Existing contract enforcement mechanisms, especially in multiple-party and cross-jurisdictional contexts, are costly and impractical, and smart contracts on distributed ledgers are irreversible and lack flexibility.

Innovation Solution

A system utilizing natural language processing (NLP) to extract contract terms and generate chaincodes for smart contracts, enabling automatic execution on blockchain platforms, with reinforcement learning for accuracy and flexibility.

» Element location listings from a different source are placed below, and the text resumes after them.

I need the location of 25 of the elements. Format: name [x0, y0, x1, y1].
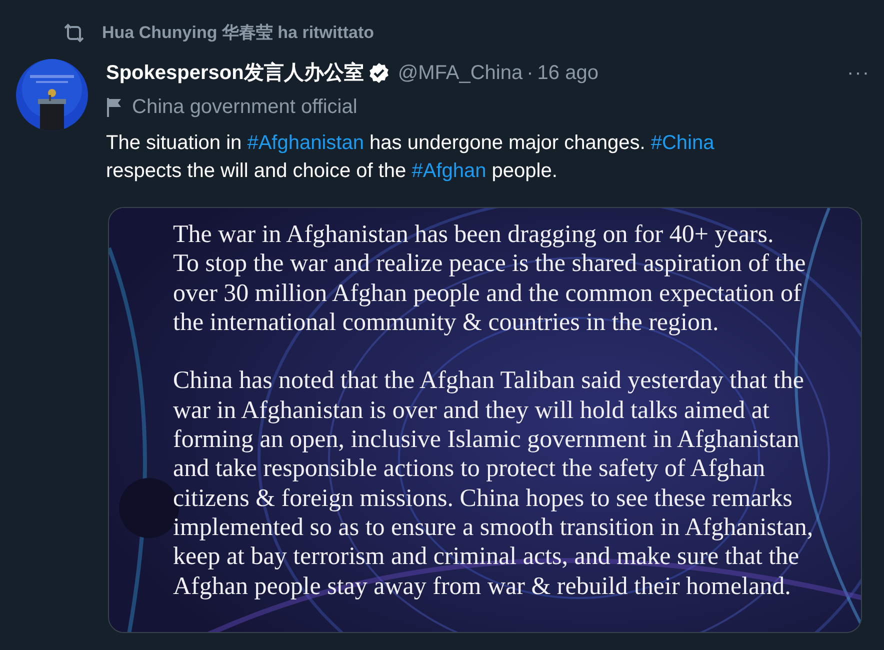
user-handle[interactable]: @MFA_China [398, 58, 523, 88]
hashtag-link[interactable]: #China [650, 132, 714, 154]
flag-icon [106, 97, 124, 117]
author-name[interactable]: Spokesperson发言人办公室 [106, 58, 364, 88]
image-text-line: over 30 million Afghan people and the common expectation of [173, 278, 802, 308]
image-text-line: citizens & foreign missions. China hopes to see these remarks [173, 484, 792, 513]
image-text-line: implemented so as to ensure a smooth transition in Afghanistan, [173, 512, 814, 542]
hashtag-link[interactable]: #Afghanistan [247, 132, 364, 154]
timestamp[interactable]: 16 ago [537, 58, 598, 88]
hashtag-link[interactable]: #Afghan [412, 160, 486, 182]
tweet-text: The situation in #Afghanistan has undergone major changes. #China respects the will and choice of the #Afghan people. [106, 131, 716, 184]
image-text-line: Afghan people stay away from war & rebuild their homeland. [173, 572, 791, 601]
image-text-line: keep at bay terrorism and criminal acts, and make sure that the [173, 542, 800, 572]
separator: · [526, 61, 534, 86]
image-text-line: To stop the war and realize peace is the shared aspiration of the [173, 249, 806, 279]
image-text-line: the international community & countries in the region. [173, 308, 719, 338]
more-button[interactable]: ··· [847, 58, 870, 88]
image-text-line: war in Afghanistan is over and they will hold talks aimed at [173, 396, 770, 426]
image-text-line: and take responsible actions to protect the safety of Afghan [173, 454, 766, 484]
account-label: China government official [132, 95, 358, 120]
image-text-line: forming an open, inclusive Islamic government in Afghanistan [173, 425, 800, 454]
image-text-line: China has noted that the Afghan Taliban said yesterday that the [173, 366, 804, 396]
retweet-label[interactable]: Hua Chunying 华春莹 ha ritwittato [102, 20, 374, 46]
image-text-line: The war in Afghanistan has been dragging on for 40+ years. [173, 220, 774, 250]
retweet-icon [62, 22, 86, 44]
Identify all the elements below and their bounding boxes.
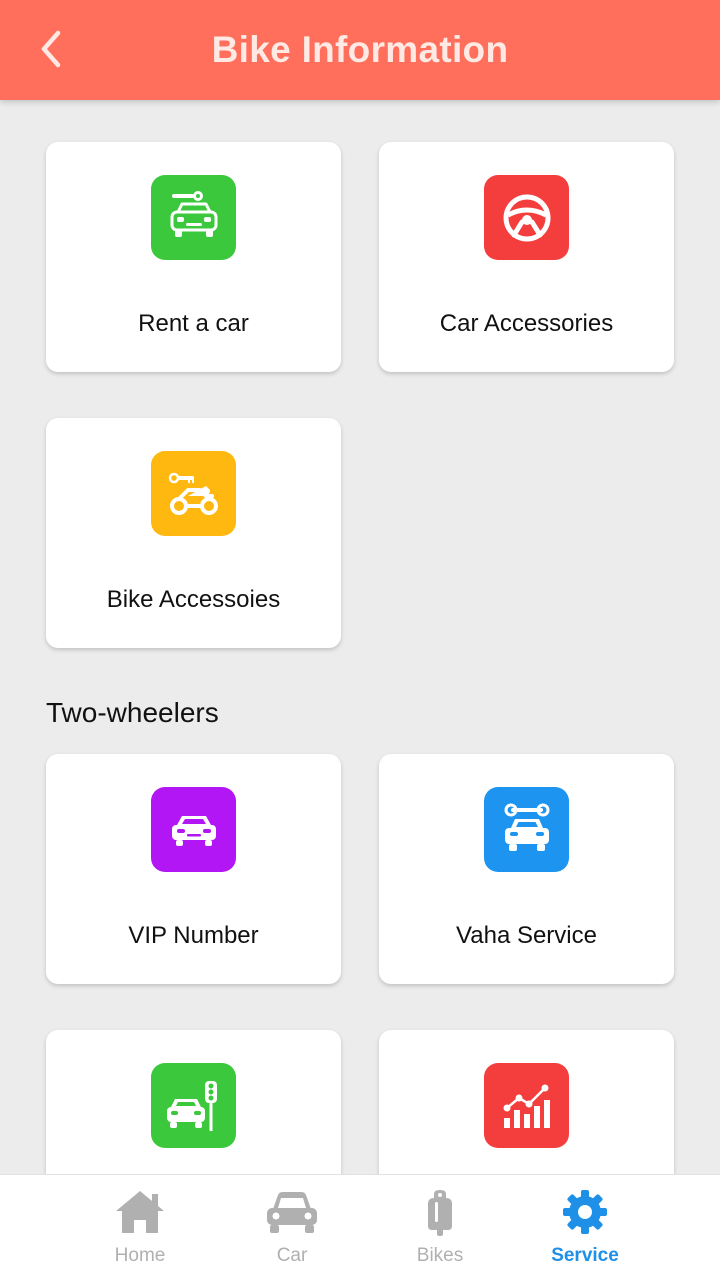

Engineering Contradictions & Design Principles

VSEngineering Contradiction Analysis

1Reliability

If traditional contract enforcement mechanisms are used, then legal redress can be sought, but enforcement costs are high and the process is impractical

Engineering Contradiction:
Improvecontract enforcementVSAvoidenforcement costs
Core Design Contradiction:
ReliabilityVSLoss of energy

Solution Approach 1:

The patent replaces traditional mechanical legal enforcement systems with an automated smart contract execution system on blockchain. The smart contract automatically enforces agreement terms through predefined conditions and actions, eliminating the need for costly court proceedings and manual enforcement while maintaining reliability through cryptographic verification and decentralized consensus.

Inventive Principle:
Principle #28Mechanics substitution (Replace mechanical system)

2Productivity

If smart contracts on distributed ledgers are used, then automatic execution is achieved, but the contracts are irreversible and lack flexibility

Engineering Contradiction:
Improveautomatic executionVSAvoidcontract flexibility
Core Design Contradiction:
ProductivityVSAdaptability or versatility

Solution Approach 1:

The patent introduces dynamic elements to smart contracts by implementing upgradeable contract structures and governance mechanisms that allow modifications after deployment. The system enables contract parameters to be adjusted and terms to be updated through authorized parties or governance votes, transforming static irreversible contracts into flexible, adaptable agreements that can respond to changing conditions while maintaining automatic execution capabilities.

Inventive Principle:
Principle #15Dynamics

3Productivity

If natural language processing is used to generate smart contracts, then contract generation efficiency is improved, but accuracy of chaincode generation must be ensured

Engineering Contradiction:
Improvecontract generation efficiencyVSAvoidchaincode generation accuracy
Core Design Contradiction:
ProductivityVSMeasurement precision

Solution Approach 1:

The patent implements feedback mechanisms in the NLP-based smart contract generation system by incorporating validation layers that verify generated chaincode against the original natural language terms. The system uses confirmation prompts for critical terms, allows user review and correction of generated code, and employs testing frameworks to validate contract behavior, ensuring high accuracy while maintaining generation efficiency through automated processing.

Inventive Principle:
Principle #23Feedback

Data Source

PatentUS12579384B2Smart contract generation system and methods
Publication Date: 2026.03.17 DEEPSEE AI INC
  • US12579384B2 patent drawing
  • US12579384B2 patent drawing
  • US12579384B2 patent drawing

AI summary

A system for generating smart contracts may include a first subsystem to receive a written or verbal contract, and a second subsystem to identify terms of the contract using natural language processing (NLP). The system may additionally include a third subsystem to correlate processed NLP terms of the contract with chaincode in a library, and a fourth subsystem to combine correlated NLP terms to generate a smart contract. Methods of generating a smart contract may include inputting natural language contract terms into a smart contract generation system and identifying the natural language contract terms with a natural language processing system. The method may further include correlating at least some of the contract terms to chaincodes stored in a library, generating chaincodes for any contract terms that do not correlate to any chaincodes stored in the library, and assembling the chaincodes into a smart contract.